Q: Is behavioral modelling effective? What are the challenges involved?
A: Panelists identified two ways in which the behavior would change: adversarial activities and perturbation of data or the business itself. It is important to understand these two aspects and build behavioral model accordingly. Also, if the behavioral model does not keep up with the changes, it is going to be less effective in identifying behaviors that one wants to look for. Some of the challenges involved are deciding what matrices to use, defining such matrices, understanding the context (data perturbation vs. malicious activities) and keeping updating the model. It is also important to put the correct causality to the event. For example, 9/11 is due to a security failure not anything else.
Q: Do you need to have some expertise in the field in order to better utilize big data technologies to identify anomalies?
A: Yes, big data analytics will point to some red flags, you need be knowledgeable in the subject matter in order to dig deep and get more information.
Q: Is it practical to do host based modeling using big data technologies?

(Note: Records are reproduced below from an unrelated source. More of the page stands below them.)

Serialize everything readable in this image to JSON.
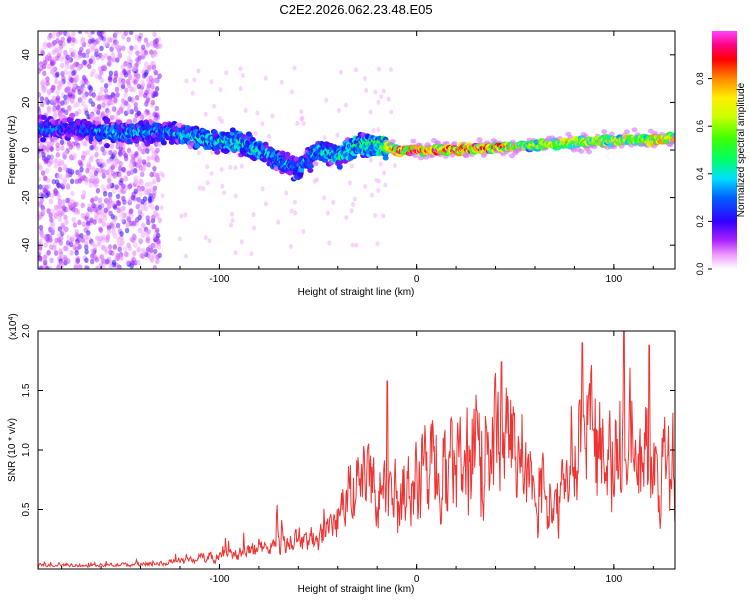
{
  "title": "C2E2.2026.062.23.48.E05",
  "chart_data": [
    {
      "type": "heatmap",
      "xlabel": "Height of straight line (km)",
      "ylabel": "Frequency (Hz)",
      "xlim": [
        -192,
        131
      ],
      "ylim": [
        -50,
        50
      ],
      "xticks": [
        -100,
        0,
        100
      ],
      "xtick_labels": [
        "-100",
        "0",
        "100"
      ],
      "yticks": [
        -40,
        -20,
        0,
        20,
        40
      ],
      "ytick_labels": [
        "-40",
        "-20",
        "0",
        "20",
        "40"
      ],
      "colorbar": {
        "label": "Normalized spectral amplitude",
        "range": [
          0,
          1
        ],
        "ticks": [
          0.0,
          0.2,
          0.4,
          0.6,
          0.8
        ],
        "tick_labels": [
          "0.0",
          "0.2",
          "0.4",
          "0.6",
          "0.8"
        ],
        "colors": [
          "#ffffff",
          "#cc55ff",
          "#8a00ff",
          "#3a00ff",
          "#0050ff",
          "#00ddff",
          "#00ff70",
          "#30ff00",
          "#c8ff00",
          "#ffee00",
          "#ff8800",
          "#ff0000",
          "#ff0088",
          "#ff40ff"
        ]
      },
      "ridge": [
        {
          "x": -190,
          "f": 9,
          "a": 0.35
        },
        {
          "x": -175,
          "f": 9,
          "a": 0.3
        },
        {
          "x": -150,
          "f": 7,
          "a": 0.4
        },
        {
          "x": -130,
          "f": 8,
          "a": 0.35
        },
        {
          "x": -110,
          "f": 5,
          "a": 0.42
        },
        {
          "x": -90,
          "f": 3,
          "a": 0.45
        },
        {
          "x": -75,
          "f": -2,
          "a": 0.42
        },
        {
          "x": -60,
          "f": -8,
          "a": 0.38
        },
        {
          "x": -50,
          "f": 0,
          "a": 0.4
        },
        {
          "x": -40,
          "f": -3,
          "a": 0.45
        },
        {
          "x": -30,
          "f": 2,
          "a": 0.5
        },
        {
          "x": -20,
          "f": 2,
          "a": 0.5
        },
        {
          "x": -10,
          "f": 0,
          "a": 0.85
        },
        {
          "x": 0,
          "f": 0,
          "a": 0.9
        },
        {
          "x": 20,
          "f": 0,
          "a": 0.9
        },
        {
          "x": 40,
          "f": 1,
          "a": 0.88
        },
        {
          "x": 60,
          "f": 2,
          "a": 0.6
        },
        {
          "x": 80,
          "f": 3,
          "a": 0.75
        },
        {
          "x": 100,
          "f": 4,
          "a": 0.65
        },
        {
          "x": 120,
          "f": 4,
          "a": 0.75
        },
        {
          "x": 131,
          "f": 5,
          "a": 0.7
        }
      ]
    },
    {
      "type": "line",
      "xlabel": "Height of straight line (km)",
      "ylabel": "SNR (10 * v/v)",
      "multiplier_label": "(x10",
      "multiplier_exp": "4",
      "xlim": [
        -192,
        131
      ],
      "ylim": [
        0,
        2.0
      ],
      "xticks": [
        -100,
        0,
        100
      ],
      "xtick_labels": [
        "-100",
        "0",
        "100"
      ],
      "yticks": [
        0.5,
        1.0,
        1.5,
        2.0
      ],
      "ytick_labels": [
        "0.5",
        "1.0",
        "1.5",
        "2.0"
      ],
      "color": "#ee3333",
      "envelope": [
        {
          "x": -192,
          "y": 0.04
        },
        {
          "x": -160,
          "y": 0.04
        },
        {
          "x": -130,
          "y": 0.06
        },
        {
          "x": -110,
          "y": 0.12
        },
        {
          "x": -90,
          "y": 0.18
        },
        {
          "x": -70,
          "y": 0.28
        },
        {
          "x": -50,
          "y": 0.35
        },
        {
          "x": -40,
          "y": 0.55
        },
        {
          "x": -30,
          "y": 0.9
        },
        {
          "x": -20,
          "y": 0.95
        },
        {
          "x": -10,
          "y": 0.85
        },
        {
          "x": 0,
          "y": 1.0
        },
        {
          "x": 10,
          "y": 1.2
        },
        {
          "x": 20,
          "y": 1.1
        },
        {
          "x": 30,
          "y": 1.3
        },
        {
          "x": 40,
          "y": 1.4
        },
        {
          "x": 50,
          "y": 1.25
        },
        {
          "x": 60,
          "y": 1.1
        },
        {
          "x": 70,
          "y": 0.6
        },
        {
          "x": 80,
          "y": 1.4
        },
        {
          "x": 90,
          "y": 1.55
        },
        {
          "x": 100,
          "y": 1.2
        },
        {
          "x": 110,
          "y": 1.5
        },
        {
          "x": 120,
          "y": 1.1
        },
        {
          "x": 131,
          "y": 1.2
        }
      ],
      "peaks": [
        {
          "x": -15,
          "y": 1.58
        },
        {
          "x": 43,
          "y": 1.74
        },
        {
          "x": 84,
          "y": 1.9
        },
        {
          "x": 105,
          "y": 2.0
        },
        {
          "x": 118,
          "y": 1.88
        }
      ]
    }
  ]
}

A: Yes, you have to restrict your domain of monitoring. For example, it may not be practical to do host based monitoring for the whole Purdue network.

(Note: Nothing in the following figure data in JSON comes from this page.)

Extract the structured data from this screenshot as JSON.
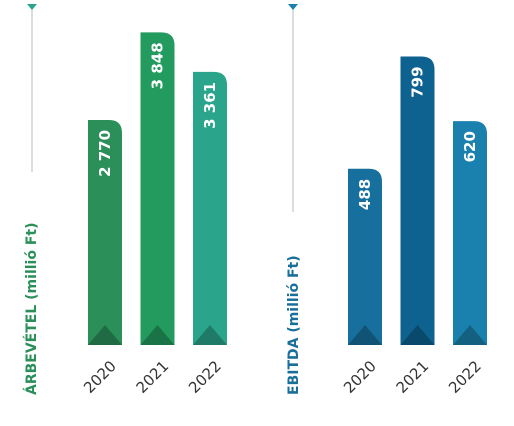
{
  "chart_data": [
    {
      "type": "bar",
      "y_label": "ÁRBEVÉTEL (millió Ft)",
      "categories": [
        "2020",
        "2021",
        "2022"
      ],
      "values": [
        2770,
        3848,
        3361
      ],
      "value_labels": [
        "2 770",
        "3 848",
        "3 361"
      ],
      "colors": [
        "#2b8f5a",
        "#239a5e",
        "#2aa48a"
      ],
      "label_color": "#2b8f5a",
      "ylim": [
        0,
        4000
      ]
    },
    {
      "type": "bar",
      "y_label": "EBITDA (millió Ft)",
      "categories": [
        "2020",
        "2021",
        "2022"
      ],
      "values": [
        488,
        799,
        620
      ],
      "value_labels": [
        "488",
        "799",
        "620"
      ],
      "colors": [
        "#166f9c",
        "#0d628f",
        "#1a80ad"
      ],
      "label_color": "#1a6f9a",
      "ylim": [
        0,
        900
      ]
    }
  ]
}
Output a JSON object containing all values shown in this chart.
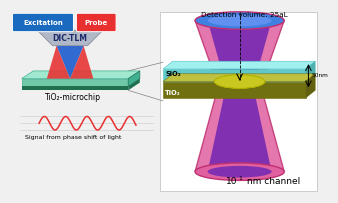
{
  "bg_color": "#f0f0f0",
  "left_panel": {
    "excitation_label": "Excitation",
    "excitation_color": "#1a6bbf",
    "probe_label": "Probe",
    "probe_color": "#e83030",
    "dic_tlm_label": "DIC-TLM",
    "chip_label": "TiO₂-microchip",
    "signal_label": "Signal from phase shift of light",
    "chip_top_color": "#a0e8d0",
    "chip_front_color": "#70c8a8",
    "chip_side_color": "#40b090",
    "chip_edge_color": "#207050"
  },
  "right_panel": {
    "detection_label": "Detection volume: 25aL",
    "sio2_label": "SiO₂",
    "tio2_label": "TiO₂",
    "nm_label": "50nm",
    "channel_main": "10",
    "channel_sup": "1",
    "channel_end": " nm channel",
    "outer_color": "#e060a0",
    "outer_edge": "#c03070",
    "inner_color": "#8030b0",
    "top_fill": "#4080e0",
    "bot_fill": "#e060a0",
    "nc_color": "#e8e840",
    "nc_edge": "#b0b000",
    "sio2_top": "#80e8e8",
    "sio2_front": "#60c8c8",
    "sio2_side": "#a0d0c0",
    "tio2_top": "#a8a830",
    "tio2_front": "#707010",
    "tio2_side": "#606010"
  }
}
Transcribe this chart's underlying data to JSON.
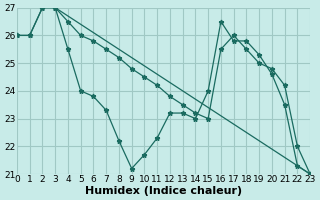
{
  "xlabel": "Humidex (Indice chaleur)",
  "ylabel": "",
  "background_color": "#c8ebe8",
  "grid_color": "#a0c8c4",
  "line_color": "#1a6b60",
  "xlim": [
    0,
    23
  ],
  "ylim": [
    21,
    27
  ],
  "yticks": [
    21,
    22,
    23,
    24,
    25,
    26,
    27
  ],
  "xticks": [
    0,
    1,
    2,
    3,
    4,
    5,
    6,
    7,
    8,
    9,
    10,
    11,
    12,
    13,
    14,
    15,
    16,
    17,
    18,
    19,
    20,
    21,
    22,
    23
  ],
  "series": [
    {
      "x": [
        0,
        1,
        2,
        3,
        4,
        5,
        6,
        7,
        8,
        9,
        10,
        11,
        12,
        13,
        14,
        15,
        16,
        17,
        18,
        19,
        20,
        21,
        22,
        23
      ],
      "y": [
        26,
        26,
        27,
        27,
        25.5,
        24,
        23.8,
        23.3,
        22.2,
        21.2,
        21.7,
        22.3,
        23.2,
        23.2,
        23.0,
        24.0,
        26.5,
        25.8,
        25.8,
        25.3,
        24.6,
        23.5,
        21.3,
        21.0
      ],
      "has_markers": true
    },
    {
      "x": [
        0,
        1,
        2,
        3,
        4,
        5,
        6,
        7,
        8,
        9,
        10,
        11,
        12,
        13,
        14,
        15,
        16,
        17,
        18,
        19,
        20,
        21,
        22,
        23
      ],
      "y": [
        26,
        26,
        27,
        27,
        26.5,
        26,
        25.8,
        25.5,
        25.2,
        24.8,
        24.5,
        24.2,
        23.8,
        23.5,
        23.2,
        23.0,
        25.5,
        26.0,
        25.5,
        25.0,
        24.8,
        24.2,
        22.0,
        21.0
      ],
      "has_markers": true
    },
    {
      "x": [
        3,
        23
      ],
      "y": [
        27,
        21.0
      ],
      "has_markers": false
    }
  ],
  "xlabel_fontsize": 8,
  "tick_fontsize": 6.5
}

Q: How do you do packet level monitoring if the data is encrypted?
A: Cleveland is of the view that one cannot do effective packet level monitoring if the data is encrypted. In their work, they assume that the packets are transmitted in cleartext.
Q: To what extent intelligence response being worked out? Can you do it without the intervention of humans?

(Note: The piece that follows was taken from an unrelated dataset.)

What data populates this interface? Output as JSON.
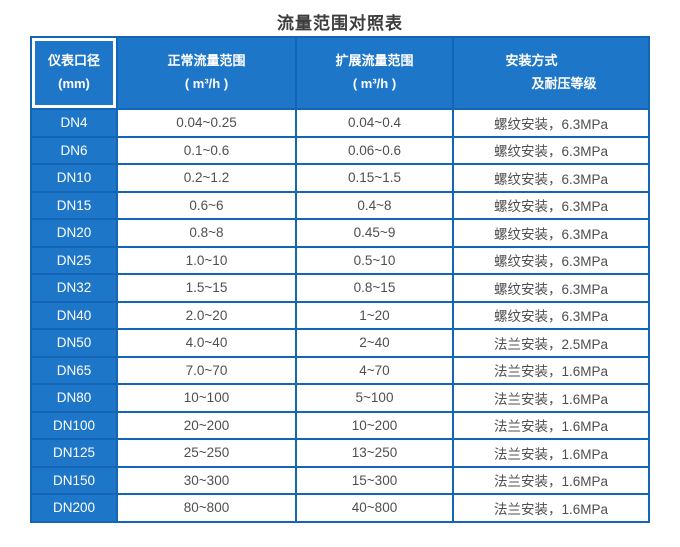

A: Even with big data analytics, there will be false positives. Therefore, we still need human in the loop in order to pinpoint the incident accurately. These people should have background in computer security, algorithms, analysis, etc.
A challenge in current big data technologies like Hadoop is that it is difficult to do near real time analysis yet.
Q: (panel to audience) What are your big data problems?
A: (An audience) Our problem is scalability. There is nothing off the shelf that we can buy to meet our need. We have to put a lot of effort to build these system by putting various component together. Instead of spending time on defending attacks, we have to spend a lot of time on operational tasks.
Q: Is it better to have a new framework for big data for scientific data?
A: It is not the science per se that you have to look at; you have to look at the complexity and size of the data in order to decide. From an operational perspective, a definition/framework may not be important, but from a marketing perspective, it may be important. For example, defining the size of the data set could be potentially useful.
Q: We want to manage EHRs (electronic health records) for 60m people. Can these people be re-identified using big data technologies?
A: Even EHR data confirming to safe harbor rules where 18-19 elements are not there may be re-identified. Safe harbor rules are not sufficient, neither they are necessary. They will protect most people, but not all. You can protect even without safe harbor. This is a very challenging problem and CERIAS has an ongoing research project.
Q: Have you seen adversaries intentionally trying to manipulate big data so that they go undetected? Specifically have you seen adversaries that damage the system slowly to stay below the threshold level of detection and that damage very fast to overwhelm the system?
A: We have seen that adversaries understand your protocols, whether your packets are encrypted or not, etc., so that they can behave like legitimate users. I have heard anecdotal stories of manipulating data in bank and other financial institutions, but can’t point to any specific incident.
Q: Often times, we have to reduce the scope, when many parameters are to be analyzed due to the sheer volume of data. How do you ensure that you still detect an anomaly (no false negatives)?
A: You have to analyze all the data otherwise it may result in false negatives.